Saturday 13 October 2018

Navatri 2018 - Day 4 - Grey

Grey is a neutral color, it’s a blend between black and white. It doesn’t mean anything or signify much. Some call it neutral, balanced and sophisticated while some associate it with dullness, dirt or depression. When it comes to naturally grey colored vegetarian food (coz it’s Navratri) there is hardly I can think of. After a lot of brainstorming I only came up with is the insides of eggplant.But I decided to go with an ingredient which turns grey after its been cooked. Can you guess what is it??
I’m talking about Tapioca peals/Sago seeds. A preparation called as Sabudana khichdi is typically made in India during fasting days like Navratri, Mahashivratri or Ganpati. The calcium, iron and vitamin K in tapioca make it a super food that keeps you charged up and free of fatigue throughout the day. Another health benefit of sabudana is the fact that its potassium content keeps your blood pressure under control which is vital during fasting.
Sabudana khichdi was a regular at my home since childhood. My parents were religious and would fast every Tuesday. I loved the khichdi my mom and learnt how to make it from before I moved out. For the last many years I have been fasting on Thursdays, so the family tradition of fasting and making khichdi has been alive.

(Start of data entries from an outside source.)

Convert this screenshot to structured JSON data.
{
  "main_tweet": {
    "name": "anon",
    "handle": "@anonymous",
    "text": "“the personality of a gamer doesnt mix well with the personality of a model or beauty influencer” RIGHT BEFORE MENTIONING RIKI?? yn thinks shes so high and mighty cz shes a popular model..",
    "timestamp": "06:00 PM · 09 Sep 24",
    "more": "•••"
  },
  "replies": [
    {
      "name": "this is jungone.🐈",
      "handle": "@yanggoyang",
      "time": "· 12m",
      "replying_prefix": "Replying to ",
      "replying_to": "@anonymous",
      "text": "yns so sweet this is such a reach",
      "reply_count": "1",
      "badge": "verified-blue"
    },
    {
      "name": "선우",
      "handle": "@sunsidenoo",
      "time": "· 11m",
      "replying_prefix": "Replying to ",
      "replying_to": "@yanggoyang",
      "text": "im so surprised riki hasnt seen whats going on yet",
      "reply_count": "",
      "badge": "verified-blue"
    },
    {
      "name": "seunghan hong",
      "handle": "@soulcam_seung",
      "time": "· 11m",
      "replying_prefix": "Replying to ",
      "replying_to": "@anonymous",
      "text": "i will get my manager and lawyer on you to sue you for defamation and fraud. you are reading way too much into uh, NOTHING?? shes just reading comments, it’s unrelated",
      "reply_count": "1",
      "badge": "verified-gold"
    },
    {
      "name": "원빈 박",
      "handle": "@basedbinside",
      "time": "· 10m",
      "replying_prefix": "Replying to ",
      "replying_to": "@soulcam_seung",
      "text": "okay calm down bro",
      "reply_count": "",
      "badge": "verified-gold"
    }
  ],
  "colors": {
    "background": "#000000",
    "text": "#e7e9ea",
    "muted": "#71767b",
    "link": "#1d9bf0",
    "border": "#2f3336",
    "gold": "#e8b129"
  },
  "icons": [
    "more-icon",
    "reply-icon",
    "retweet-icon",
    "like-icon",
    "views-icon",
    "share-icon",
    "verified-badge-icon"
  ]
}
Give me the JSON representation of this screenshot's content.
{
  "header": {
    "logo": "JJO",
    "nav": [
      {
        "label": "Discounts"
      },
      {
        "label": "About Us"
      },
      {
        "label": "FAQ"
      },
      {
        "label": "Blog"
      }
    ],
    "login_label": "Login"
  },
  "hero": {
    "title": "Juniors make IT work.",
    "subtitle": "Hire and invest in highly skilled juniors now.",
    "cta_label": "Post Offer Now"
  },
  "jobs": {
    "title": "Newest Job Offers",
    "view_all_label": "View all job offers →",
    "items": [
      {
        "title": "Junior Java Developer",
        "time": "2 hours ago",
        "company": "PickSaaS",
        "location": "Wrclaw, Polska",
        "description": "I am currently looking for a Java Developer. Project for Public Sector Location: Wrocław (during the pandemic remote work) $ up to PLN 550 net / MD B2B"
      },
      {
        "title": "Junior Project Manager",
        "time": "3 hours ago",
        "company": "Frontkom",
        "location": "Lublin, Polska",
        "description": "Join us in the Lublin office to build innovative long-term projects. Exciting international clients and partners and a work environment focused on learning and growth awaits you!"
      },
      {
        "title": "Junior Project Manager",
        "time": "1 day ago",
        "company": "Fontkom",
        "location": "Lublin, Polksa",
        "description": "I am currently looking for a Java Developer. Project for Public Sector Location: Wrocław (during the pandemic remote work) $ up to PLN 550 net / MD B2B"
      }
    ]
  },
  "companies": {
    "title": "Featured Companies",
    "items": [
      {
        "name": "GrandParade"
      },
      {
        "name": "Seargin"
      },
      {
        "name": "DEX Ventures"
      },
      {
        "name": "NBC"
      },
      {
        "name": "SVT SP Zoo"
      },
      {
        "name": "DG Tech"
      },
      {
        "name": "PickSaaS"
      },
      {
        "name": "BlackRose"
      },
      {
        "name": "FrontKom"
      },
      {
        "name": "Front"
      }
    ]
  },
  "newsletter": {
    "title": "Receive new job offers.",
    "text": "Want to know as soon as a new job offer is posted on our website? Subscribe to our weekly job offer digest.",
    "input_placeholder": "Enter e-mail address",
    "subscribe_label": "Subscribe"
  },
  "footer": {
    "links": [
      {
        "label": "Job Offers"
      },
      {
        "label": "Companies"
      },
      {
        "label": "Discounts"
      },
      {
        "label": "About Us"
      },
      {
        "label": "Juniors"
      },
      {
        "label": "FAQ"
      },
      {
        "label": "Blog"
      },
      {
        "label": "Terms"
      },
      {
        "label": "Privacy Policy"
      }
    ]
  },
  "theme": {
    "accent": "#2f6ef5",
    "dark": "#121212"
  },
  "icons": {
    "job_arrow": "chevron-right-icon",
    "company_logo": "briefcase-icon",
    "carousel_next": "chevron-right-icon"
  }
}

Tapioca / Sago seeds khichdi: (also called Sabudana khichdi)

·          cup sabudana, sago/tapioca pearls
·         1 cup water for soaking the seeds
·         1 tbsp. ghee/clarified butter
·         1/2 tsp. cumin seeds
·         1 medium potato, boiled and diced
·         3 to 4 tbsp. roastedand crushed peanuts
·         1-2 green chili, chopped, adjust to taste
·         6-7 curry leaves
·         1/2 teaspoon salt, or to taste
·         coriander and wet coconut for garnishing (optional)


Because this is recipe for a fasting snack, it does not involve spices or other vegetables (potato can be consumed during fasting)

1. Rinse and soak sabudana a bowl with 1 cup water just enough to immerse the seeds completely. Do this overnight.
2. In the morning, the sabudana would have soaked up all the water. Drain any excess water.
3. Heat ghee in a pan on medium heat. Once hot, add the cumin seeds and let them sizzle for few seconds, then add chopped chilies and curry leaves. Fry for a minute.
4. Then add diced potatoes and cook for 3-4 minutes stirring often until potatoes are almost cooked.
5. Add the soaked up sabudana seeds and stir well.
6. Lastly add crushed peanuts, salt and mix well. Cook until sabudana seeds become soft translucent or grey, stirring continuously. If sabudana is overcooked the seeds start becoming white and hard.
7. Remove pan from heat. Garnish with coriander and wet coconut.

8Serve and enjoy with with chilled yogurt.